You can try to add the Hive2 credential to your java action but I am afraid that it is not supported for a generic Java action ( still worth a try),
if you need to get it yourself you would have to programatically read the keytab and get the ticket yourself:
And finally why don't you use a more normal authentication mechanism for hive like PAM/LDAP ( ceterum censeo cartaginem delendam esse )
Hi Benjamin, Thank you for your reply.
Option 1 - did not work, as expected 🙂
Option 2 - In the link, at step b2, there's this command:
Does this mean that my user (later on it will be a system user) needs to have a keytab created on the linux file system and distributed to all the nodes? Moreover, it might not be a great option, but isn't this authentication possible using only username/password ?
Option 3 - I'm using the current mechanism as it is the only one I found some examples on the net. I checked shortly on PAM/LDAP, I'm not sure yet if that will require some changes from the Hadoop cluster side.
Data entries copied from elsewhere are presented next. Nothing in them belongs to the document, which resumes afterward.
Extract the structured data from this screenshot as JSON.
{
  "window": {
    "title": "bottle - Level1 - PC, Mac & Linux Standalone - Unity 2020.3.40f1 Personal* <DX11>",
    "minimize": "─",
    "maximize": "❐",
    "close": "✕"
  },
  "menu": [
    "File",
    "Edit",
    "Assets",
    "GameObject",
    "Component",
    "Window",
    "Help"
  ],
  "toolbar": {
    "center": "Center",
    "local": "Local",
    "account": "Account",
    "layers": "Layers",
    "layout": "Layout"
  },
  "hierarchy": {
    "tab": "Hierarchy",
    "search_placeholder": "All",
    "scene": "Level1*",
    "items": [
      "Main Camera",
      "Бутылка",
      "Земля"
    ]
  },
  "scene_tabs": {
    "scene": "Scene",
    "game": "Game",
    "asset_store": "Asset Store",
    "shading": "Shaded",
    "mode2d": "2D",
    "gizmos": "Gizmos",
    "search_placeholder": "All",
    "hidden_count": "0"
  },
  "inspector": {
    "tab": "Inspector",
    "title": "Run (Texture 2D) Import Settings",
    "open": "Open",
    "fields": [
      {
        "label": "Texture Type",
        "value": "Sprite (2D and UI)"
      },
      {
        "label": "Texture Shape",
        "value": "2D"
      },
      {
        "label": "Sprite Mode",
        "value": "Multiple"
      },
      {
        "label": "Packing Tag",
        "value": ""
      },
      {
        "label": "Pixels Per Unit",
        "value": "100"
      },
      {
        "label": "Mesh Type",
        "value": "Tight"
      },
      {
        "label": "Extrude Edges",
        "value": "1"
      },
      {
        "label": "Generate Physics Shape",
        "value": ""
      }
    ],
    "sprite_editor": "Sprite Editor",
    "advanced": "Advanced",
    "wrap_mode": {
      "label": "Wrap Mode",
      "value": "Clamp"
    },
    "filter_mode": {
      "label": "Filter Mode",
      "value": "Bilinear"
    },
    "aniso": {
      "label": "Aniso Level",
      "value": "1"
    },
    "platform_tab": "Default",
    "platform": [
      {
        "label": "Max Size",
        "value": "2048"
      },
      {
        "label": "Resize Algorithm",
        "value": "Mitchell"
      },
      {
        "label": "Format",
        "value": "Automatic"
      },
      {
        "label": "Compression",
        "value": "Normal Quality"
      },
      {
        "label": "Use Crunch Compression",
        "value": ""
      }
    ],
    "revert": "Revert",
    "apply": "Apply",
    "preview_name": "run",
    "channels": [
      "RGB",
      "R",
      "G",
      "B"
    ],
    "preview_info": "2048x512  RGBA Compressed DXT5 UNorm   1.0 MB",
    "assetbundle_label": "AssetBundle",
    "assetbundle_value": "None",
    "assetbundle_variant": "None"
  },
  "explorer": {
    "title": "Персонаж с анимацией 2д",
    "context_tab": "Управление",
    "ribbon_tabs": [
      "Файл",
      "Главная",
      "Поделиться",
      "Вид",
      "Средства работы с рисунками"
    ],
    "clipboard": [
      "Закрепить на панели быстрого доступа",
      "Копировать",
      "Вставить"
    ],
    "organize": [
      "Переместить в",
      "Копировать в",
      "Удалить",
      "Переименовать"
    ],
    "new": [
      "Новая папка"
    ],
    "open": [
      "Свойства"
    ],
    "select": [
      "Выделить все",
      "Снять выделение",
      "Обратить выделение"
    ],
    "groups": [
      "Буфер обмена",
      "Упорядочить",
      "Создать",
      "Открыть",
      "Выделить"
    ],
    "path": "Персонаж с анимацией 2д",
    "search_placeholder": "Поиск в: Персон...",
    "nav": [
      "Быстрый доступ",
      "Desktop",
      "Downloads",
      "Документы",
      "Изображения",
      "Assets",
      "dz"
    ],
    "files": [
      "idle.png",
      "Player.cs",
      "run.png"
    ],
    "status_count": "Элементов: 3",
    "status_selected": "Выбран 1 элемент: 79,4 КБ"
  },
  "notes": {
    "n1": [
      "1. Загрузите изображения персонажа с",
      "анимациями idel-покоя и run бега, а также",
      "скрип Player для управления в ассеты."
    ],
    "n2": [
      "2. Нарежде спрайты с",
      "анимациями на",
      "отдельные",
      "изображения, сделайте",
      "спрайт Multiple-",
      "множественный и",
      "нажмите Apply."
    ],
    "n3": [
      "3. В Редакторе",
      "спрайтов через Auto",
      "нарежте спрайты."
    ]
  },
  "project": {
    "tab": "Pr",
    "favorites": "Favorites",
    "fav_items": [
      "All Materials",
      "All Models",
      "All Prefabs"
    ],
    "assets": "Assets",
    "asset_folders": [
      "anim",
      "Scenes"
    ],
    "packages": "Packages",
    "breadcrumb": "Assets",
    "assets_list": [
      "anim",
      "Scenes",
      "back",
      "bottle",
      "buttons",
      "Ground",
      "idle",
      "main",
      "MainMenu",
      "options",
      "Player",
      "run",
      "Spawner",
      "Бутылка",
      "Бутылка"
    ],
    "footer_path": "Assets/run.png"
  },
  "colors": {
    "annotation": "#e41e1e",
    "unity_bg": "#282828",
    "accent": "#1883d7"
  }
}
If not, I'll be happy to try it
"Does this mean that my user (later on it will be a system user) needs to have a keytab created on the linux file system and distributed to all the nodes?"
You would put the keytab in HDFS with access rights for only the user and use the oozie files tag to load it to your temp execution directory,
"Moreover, it might not be a great option, but isn't this authentication possible using only username/password ?"
To do this you need PAM or LDAP authentication, thats why I mentioned it :-). You can either hardcode it or do the same thing we discussed above with a password file in hdfs. For this you can set access rights.
"Option 3 - I'm using the current mechanism as it is the only one I found some examples on the net. I checked shortly on PAM/LDAP, I'm not sure yet if that will require some changes from the Hadoop cluster side. If not, I'll be happy to try it"
Hi Antonio Arfe
Can you connect to HiveServer2 via beeline with your connection string?
If you can, the error may suggest that an yarn app is not starting for some reason. You can verify that by visiting resource manager UI.
Hi Tahahiko, Yes, it works from beeline (without username/password), but I believe it is because I connect to beeline via CLI, which means I already have a Kerberos authentication for my username. I'm not sure what I should look for in Resource UI, it just shows the successful map/reduce job connected to my Java action, the log does not seem to contain much.